- Born: 1967 (age 58–59)
- Occupations: Entrepreneur, philanthropist
- Known for: Charity work (Niall Mellon Township Trust)
- Website: https://www.melloneducate.com/

= Niall Mellon =

Irish businessman (born 1967)

Niall J. Mellon (born 1967) is an Irish entrepreneur, charity Chief Executive and property developer who founded the Niall Mellon Township Trust to provide homes to impoverished communities in South Africa's townships.

==Early life and career==
Mellon grew up in Ballyroan, County Dublin. After finishing school, Mellon joined his father's personalised investment brokerage.
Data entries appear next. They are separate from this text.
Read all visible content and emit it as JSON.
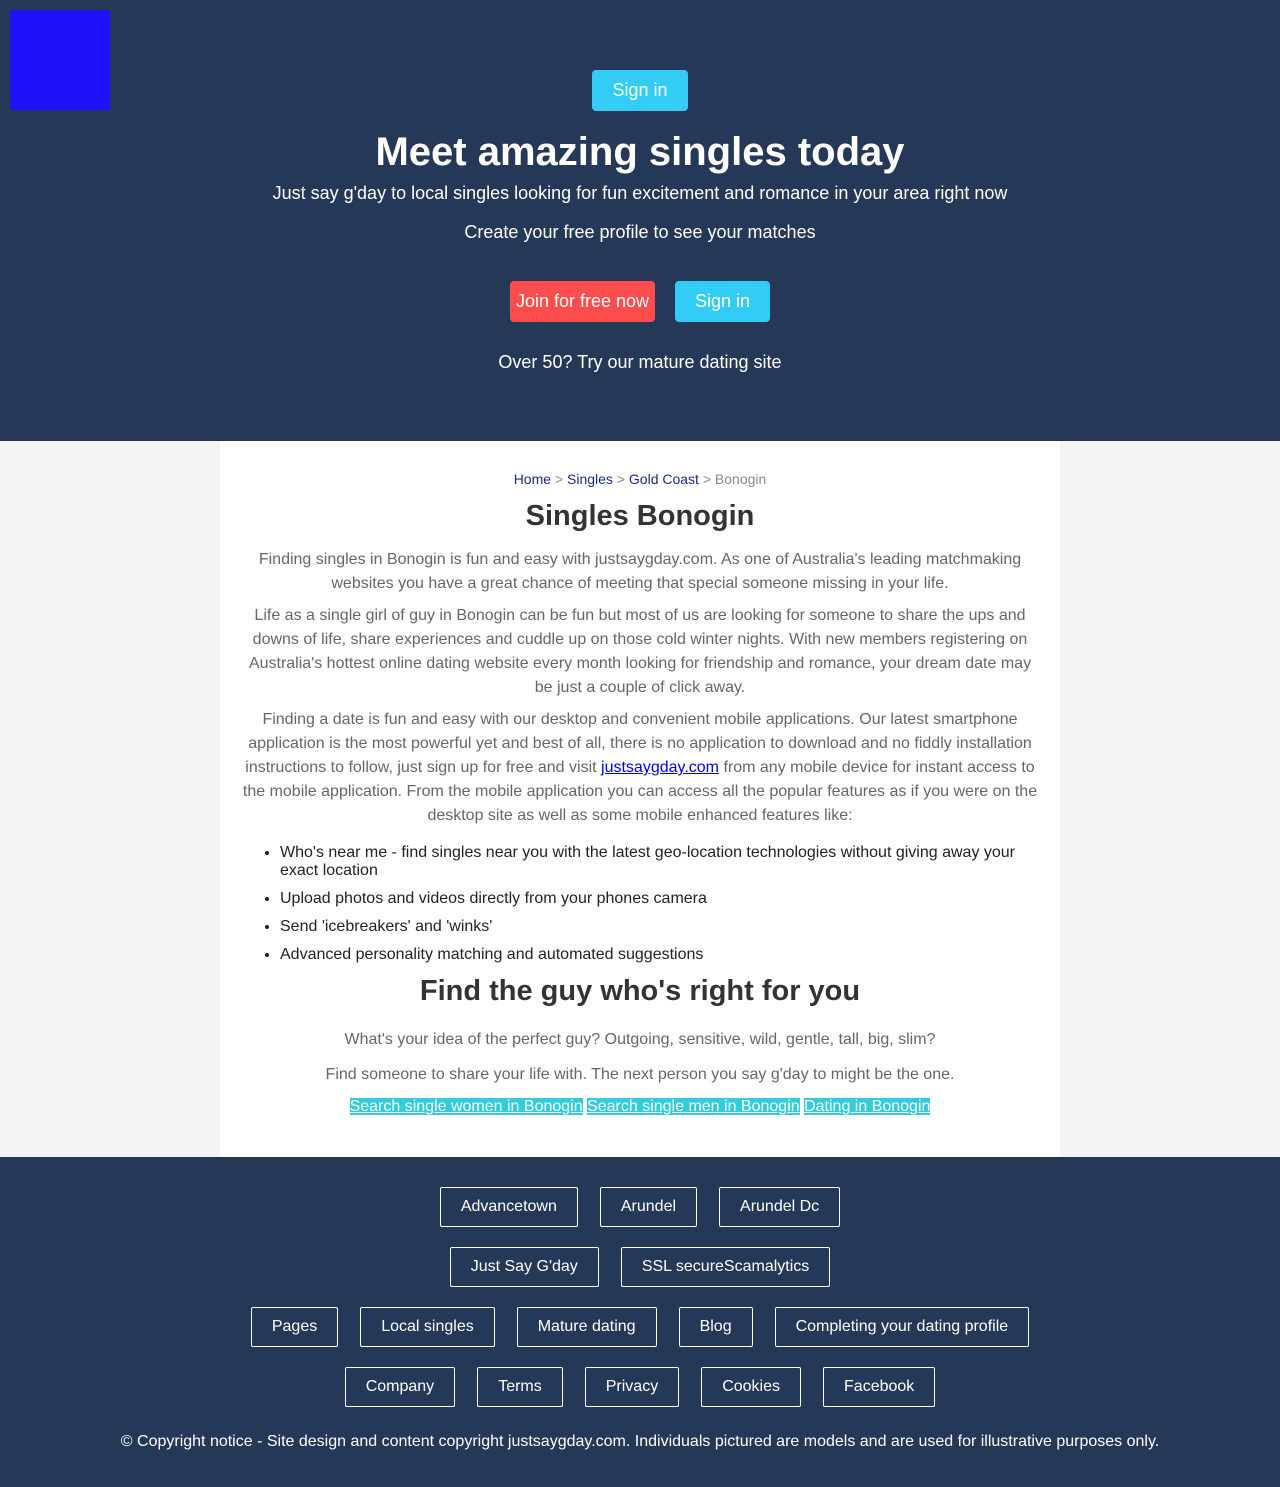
{
  "colors": {
    "hero_bg": "#253858",
    "accent_cyan": "#33ccf5",
    "accent_red": "#ff4d4d",
    "logo_blue": "#1f12fb"
  },
  "hero": {
    "signin_top": "Sign in",
    "title": "Meet amazing singles today",
    "tagline": "Just say g'day to local singles looking for fun excitement and romance in your area right now",
    "create": "Create your free profile to see your matches",
    "join_button": "Join for free now",
    "signin_button": "Sign in",
    "mature_link": "Over 50? Try our mature dating site"
  },
  "breadcrumb": {
    "home": "Home",
    "sep": " > ",
    "singles": "Singles",
    "region": "Gold Coast",
    "current": "Bonogin"
  },
  "main": {
    "title": "Singles Bonogin",
    "p1": "Finding singles in Bonogin is fun and easy with justsaygday.com. As one of Australia's leading matchmaking websites you have a great chance of meeting that special someone missing in your life.",
    "p2": "Life as a single girl of guy in Bonogin can be fun but most of us are looking for someone to share the ups and downs of life, share experiences and cuddle up on those cold winter nights. With new members registering on Australia's hottest online dating website every month looking for friendship and romance, your dream date may be just a couple of click away.",
    "p3_before": "Finding a date is fun and easy with our desktop and convenient mobile applications. Our latest smartphone application is the most powerful yet and best of all, there is no application to download and no fiddly installation instructions to follow, just sign up for free and visit ",
    "p3_link": "justsaygday.com",
    "p3_after": " from any mobile device for instant access to the mobile application. From the mobile application you can access all the popular features as if you were on the desktop site as well as some mobile enhanced features like:",
    "features": [
      "Who's near me - find singles near you with the latest geo-location technologies without giving away your exact location",
      "Upload photos and videos directly from your phones camera",
      "Send 'icebreakers' and 'winks'",
      "Advanced personality matching and automated suggestions"
    ],
    "subtitle": "Find the guy who's right for you",
    "q1": "What's your idea of the perfect guy? Outgoing, sensitive, wild, gentle, tall, big, slim?",
    "q2": "Find someone to share your life with. The next person you say g'day to might be the one.",
    "search_links": [
      "Search single women in Bonogin",
      "Search single men in Bonogin",
      "Dating in Bonogin"
    ]
  },
  "footer": {
    "row1": [
      "Advancetown",
      "Arundel",
      "Arundel Dc"
    ],
    "row2": [
      "Just Say G'day",
      "SSL secureScamalytics"
    ],
    "row3": [
      "Pages",
      "Local singles",
      "Mature dating",
      "Blog",
      "Completing your dating profile"
    ],
    "row4": [
      "Company",
      "Terms",
      "Privacy",
      "Cookies",
      "Facebook"
    ],
    "copyright": "© Copyright notice - Site design and content copyright justsaygday.com. Individuals pictured are models and are used for illustrative purposes only."
  }
}
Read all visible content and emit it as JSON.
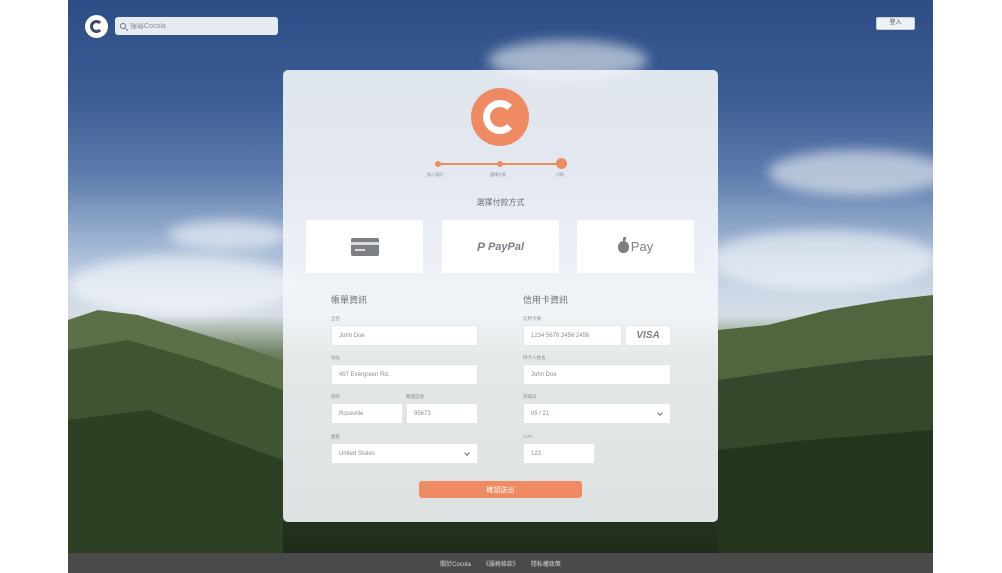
{
  "header": {
    "search_placeholder": "搜尋Cocola",
    "login_label": "登入"
  },
  "stepper": {
    "steps": [
      "個人資訊",
      "選擇方案",
      "付款"
    ]
  },
  "payment": {
    "title": "選擇付款方式",
    "paypal_label": "PayPal",
    "applepay_label": "Pay"
  },
  "billing": {
    "title": "帳單資訊",
    "name_label": "全名",
    "name_value": "John Doe",
    "address_label": "地址",
    "address_value": "497 Evergreen Rd.",
    "city_label": "城市",
    "city_value": "Roseville",
    "zip_label": "郵遞區號",
    "zip_value": "95673",
    "country_label": "國家",
    "country_value": "United States"
  },
  "credit": {
    "title": "信用卡資訊",
    "card_label": "信用卡號",
    "card_value": "1234  5678  3456  2456",
    "brand": "VISA",
    "holder_label": "持卡人姓名",
    "holder_value": "John Doe",
    "expiry_label": "到期日",
    "expiry_value": "05  /  21",
    "cvv_label": "CVV",
    "cvv_value": "123"
  },
  "submit_label": "確認送出",
  "footer": {
    "links": [
      "關於Cocola",
      "《服務條款》",
      "隱私權政策"
    ]
  },
  "colors": {
    "accent": "#ef8b63",
    "footer_bg": "#4a4a4a"
  }
}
At age 24, he set up his own mortgage company, and subsequently grew his property and financial services interests through the Niall J. Mellon Group. He carried out several highly successful development projects in Great Britain and in Ireland and acquired numerous properties through his primary investment and syndicate vehicle Earthquake Property Partners. He was affected by the post-2008 Irish banking crisis, losing the bulk of his wealth.

==Philanthropy==
In 2002, aged 35, Mellon began to spend most of his time working to help the poor. While on a visit to South Africa, he was moved by the poverty of some township communities near Cape Town, and subsequently formed the house building charity, the "Niall Mellon Township Trust", primarily with his own funds. In 2013 Mellon Educate was established with the goal of building and refurbishing schools in South Africa and Kenya.

As of March 2014 the charity had built about 22,000 houses for 120,000 South Africans.

== Honours and awards ==
In 2005, Mellon was awarded an honorary doctorate from the Dublin Institute of Technology and in 2008, an honorary doctorate in law from University College Cork.